Sustainable agricultural production efficiency is important for global food security, environmental conservation, economic development, human Health, and social equity. However, Climate change has had a significant impact on global agricultural productivity. To this end, investigating climate change's effect on agricultural production efficiency is critical for the food security of any particular country or region, and China is not distinct. Further, the influencing factor of agricultural total factor productivity (technology or technical efficiency) and regional heterogeneity in agricultural production technologies of China are worth exploring for sustainable agricultural growth. To this end, this study employed the DEA-Malmquist Productivity Index to gauge the total factor productivity change (TFPC) in 31 provinces and administrative units of China from 2000 to 2021. Additional inputs of climate factors were added to the estimation process to explore the impact of climate change on TFPC for different periods and regions. The meta-frontier analysis estimates the agriculture production technology gap among nine regions of China. Results revealed that climate factors could overestimate China's average total factor agricultural productivity over the study period.
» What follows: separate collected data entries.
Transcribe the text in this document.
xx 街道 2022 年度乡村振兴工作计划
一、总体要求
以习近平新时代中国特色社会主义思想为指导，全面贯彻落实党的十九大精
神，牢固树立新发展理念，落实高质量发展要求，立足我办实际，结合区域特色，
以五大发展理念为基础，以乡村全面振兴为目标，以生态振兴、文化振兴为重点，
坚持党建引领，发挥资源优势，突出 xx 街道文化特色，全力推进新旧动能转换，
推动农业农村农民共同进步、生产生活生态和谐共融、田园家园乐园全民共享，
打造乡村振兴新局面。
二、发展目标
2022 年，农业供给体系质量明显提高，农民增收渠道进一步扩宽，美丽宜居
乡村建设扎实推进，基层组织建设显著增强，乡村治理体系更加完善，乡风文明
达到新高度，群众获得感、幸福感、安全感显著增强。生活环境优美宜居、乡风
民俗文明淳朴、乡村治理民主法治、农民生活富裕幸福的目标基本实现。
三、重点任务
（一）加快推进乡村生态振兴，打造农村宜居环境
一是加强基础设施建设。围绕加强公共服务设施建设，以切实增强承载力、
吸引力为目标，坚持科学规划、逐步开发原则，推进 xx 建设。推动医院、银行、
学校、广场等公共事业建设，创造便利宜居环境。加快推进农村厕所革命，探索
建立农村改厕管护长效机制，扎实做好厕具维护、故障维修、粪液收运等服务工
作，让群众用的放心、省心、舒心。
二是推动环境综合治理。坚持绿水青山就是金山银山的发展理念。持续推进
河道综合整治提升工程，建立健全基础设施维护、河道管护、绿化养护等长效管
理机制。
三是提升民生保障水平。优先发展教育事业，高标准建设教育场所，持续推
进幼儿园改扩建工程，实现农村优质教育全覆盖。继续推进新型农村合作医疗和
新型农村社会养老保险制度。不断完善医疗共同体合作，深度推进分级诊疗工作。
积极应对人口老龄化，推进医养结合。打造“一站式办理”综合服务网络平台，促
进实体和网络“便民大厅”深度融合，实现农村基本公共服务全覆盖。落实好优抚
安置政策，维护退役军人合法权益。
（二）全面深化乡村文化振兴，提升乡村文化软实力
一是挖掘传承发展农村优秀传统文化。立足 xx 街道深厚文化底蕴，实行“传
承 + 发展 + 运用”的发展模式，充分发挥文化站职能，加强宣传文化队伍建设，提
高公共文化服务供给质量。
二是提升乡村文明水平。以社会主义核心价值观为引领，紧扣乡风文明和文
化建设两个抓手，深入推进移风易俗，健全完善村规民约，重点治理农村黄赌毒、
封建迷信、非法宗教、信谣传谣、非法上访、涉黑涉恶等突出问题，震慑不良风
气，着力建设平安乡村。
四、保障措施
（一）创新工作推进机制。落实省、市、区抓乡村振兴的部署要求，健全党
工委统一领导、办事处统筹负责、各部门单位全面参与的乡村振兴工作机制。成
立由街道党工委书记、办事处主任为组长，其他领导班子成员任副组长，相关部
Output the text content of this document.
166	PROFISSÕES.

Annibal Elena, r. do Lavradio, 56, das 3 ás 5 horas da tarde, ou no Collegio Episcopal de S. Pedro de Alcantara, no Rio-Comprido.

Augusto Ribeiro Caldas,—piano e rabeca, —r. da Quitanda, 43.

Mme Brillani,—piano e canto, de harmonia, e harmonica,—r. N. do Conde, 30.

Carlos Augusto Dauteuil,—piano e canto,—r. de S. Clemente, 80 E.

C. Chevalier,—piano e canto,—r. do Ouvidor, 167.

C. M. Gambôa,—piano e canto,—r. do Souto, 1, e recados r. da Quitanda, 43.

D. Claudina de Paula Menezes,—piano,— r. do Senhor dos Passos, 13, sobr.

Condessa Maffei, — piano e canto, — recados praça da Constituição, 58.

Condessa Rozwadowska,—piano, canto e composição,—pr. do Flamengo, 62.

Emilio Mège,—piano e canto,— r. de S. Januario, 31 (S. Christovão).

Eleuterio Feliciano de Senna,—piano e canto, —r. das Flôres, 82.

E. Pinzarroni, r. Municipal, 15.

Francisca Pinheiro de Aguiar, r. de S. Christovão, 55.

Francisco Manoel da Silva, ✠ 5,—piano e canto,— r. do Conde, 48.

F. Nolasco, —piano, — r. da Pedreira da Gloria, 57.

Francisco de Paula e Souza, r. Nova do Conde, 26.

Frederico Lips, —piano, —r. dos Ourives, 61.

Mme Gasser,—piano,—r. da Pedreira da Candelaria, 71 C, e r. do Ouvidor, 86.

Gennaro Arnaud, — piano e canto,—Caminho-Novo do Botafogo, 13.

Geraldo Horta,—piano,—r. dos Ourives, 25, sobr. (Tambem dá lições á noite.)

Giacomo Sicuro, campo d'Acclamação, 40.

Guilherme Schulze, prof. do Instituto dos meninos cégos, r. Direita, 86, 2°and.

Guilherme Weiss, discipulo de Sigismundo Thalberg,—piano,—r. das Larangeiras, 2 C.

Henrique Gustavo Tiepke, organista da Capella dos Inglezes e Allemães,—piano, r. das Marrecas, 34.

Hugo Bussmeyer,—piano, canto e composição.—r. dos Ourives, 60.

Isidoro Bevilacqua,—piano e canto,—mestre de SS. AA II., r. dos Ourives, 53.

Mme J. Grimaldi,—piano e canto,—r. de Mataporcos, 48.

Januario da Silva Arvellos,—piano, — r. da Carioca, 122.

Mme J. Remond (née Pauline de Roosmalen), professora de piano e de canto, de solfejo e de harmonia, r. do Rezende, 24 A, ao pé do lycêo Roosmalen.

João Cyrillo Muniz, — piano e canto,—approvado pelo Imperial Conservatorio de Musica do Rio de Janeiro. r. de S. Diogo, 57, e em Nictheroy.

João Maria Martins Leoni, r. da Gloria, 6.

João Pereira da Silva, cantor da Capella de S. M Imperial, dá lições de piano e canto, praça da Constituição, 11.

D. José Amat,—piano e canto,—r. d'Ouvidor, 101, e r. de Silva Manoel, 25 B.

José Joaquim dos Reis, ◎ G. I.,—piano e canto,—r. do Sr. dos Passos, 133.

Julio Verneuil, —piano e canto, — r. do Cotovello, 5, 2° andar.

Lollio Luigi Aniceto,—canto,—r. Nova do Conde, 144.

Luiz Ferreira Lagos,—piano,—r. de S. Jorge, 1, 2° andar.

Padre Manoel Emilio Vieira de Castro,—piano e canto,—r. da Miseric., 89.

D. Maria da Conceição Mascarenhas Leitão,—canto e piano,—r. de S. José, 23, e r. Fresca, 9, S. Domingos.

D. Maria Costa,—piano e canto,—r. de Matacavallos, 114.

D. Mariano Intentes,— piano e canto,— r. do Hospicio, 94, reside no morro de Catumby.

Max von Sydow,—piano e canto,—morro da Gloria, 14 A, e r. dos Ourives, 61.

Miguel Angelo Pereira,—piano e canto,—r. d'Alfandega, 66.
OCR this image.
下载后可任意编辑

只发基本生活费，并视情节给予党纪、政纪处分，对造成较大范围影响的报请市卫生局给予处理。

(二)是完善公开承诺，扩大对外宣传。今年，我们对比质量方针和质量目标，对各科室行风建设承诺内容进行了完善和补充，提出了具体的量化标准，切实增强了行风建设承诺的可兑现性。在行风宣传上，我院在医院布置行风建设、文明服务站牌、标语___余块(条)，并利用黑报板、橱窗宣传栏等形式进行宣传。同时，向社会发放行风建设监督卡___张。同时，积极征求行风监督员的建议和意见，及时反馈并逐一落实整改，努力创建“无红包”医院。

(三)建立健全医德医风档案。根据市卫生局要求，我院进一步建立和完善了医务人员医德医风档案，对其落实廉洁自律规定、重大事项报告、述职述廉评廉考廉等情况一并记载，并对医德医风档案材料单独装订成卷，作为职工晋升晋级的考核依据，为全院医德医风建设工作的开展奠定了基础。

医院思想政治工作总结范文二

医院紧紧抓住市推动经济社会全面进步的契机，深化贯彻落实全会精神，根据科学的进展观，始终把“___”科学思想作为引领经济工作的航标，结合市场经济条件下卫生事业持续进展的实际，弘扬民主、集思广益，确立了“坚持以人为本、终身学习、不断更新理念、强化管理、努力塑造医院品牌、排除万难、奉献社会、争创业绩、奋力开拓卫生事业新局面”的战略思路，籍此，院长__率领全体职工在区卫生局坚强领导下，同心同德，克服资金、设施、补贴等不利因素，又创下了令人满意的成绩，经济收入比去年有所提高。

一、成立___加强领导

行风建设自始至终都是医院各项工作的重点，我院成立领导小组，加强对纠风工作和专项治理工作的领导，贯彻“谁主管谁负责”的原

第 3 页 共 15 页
Among 8 out of 9 regions in China witnessed the diverse effects of climate factors; however, it positively impacted agricultural TFPC in the Qinghai Tibet Plateau. Sichuan Basin and surrounding regions performed best, ranked top in China with an average growth rate of 22.3 % in TFPC. Decomposing the TFPC into efficiency and technological change, the study found that the influence of climate on technological change is greater than compared to efficiency change. Northeast China Plain and Sichuan Basin and surrounding regions have superior agriculture production technology with a TGR score 1. Mann-Whitney U and Kruskal-Wallis test proved the statistically significant difference among agricultural productivity scores estimated with and without climate factors and production technology gaps among nine regions of China.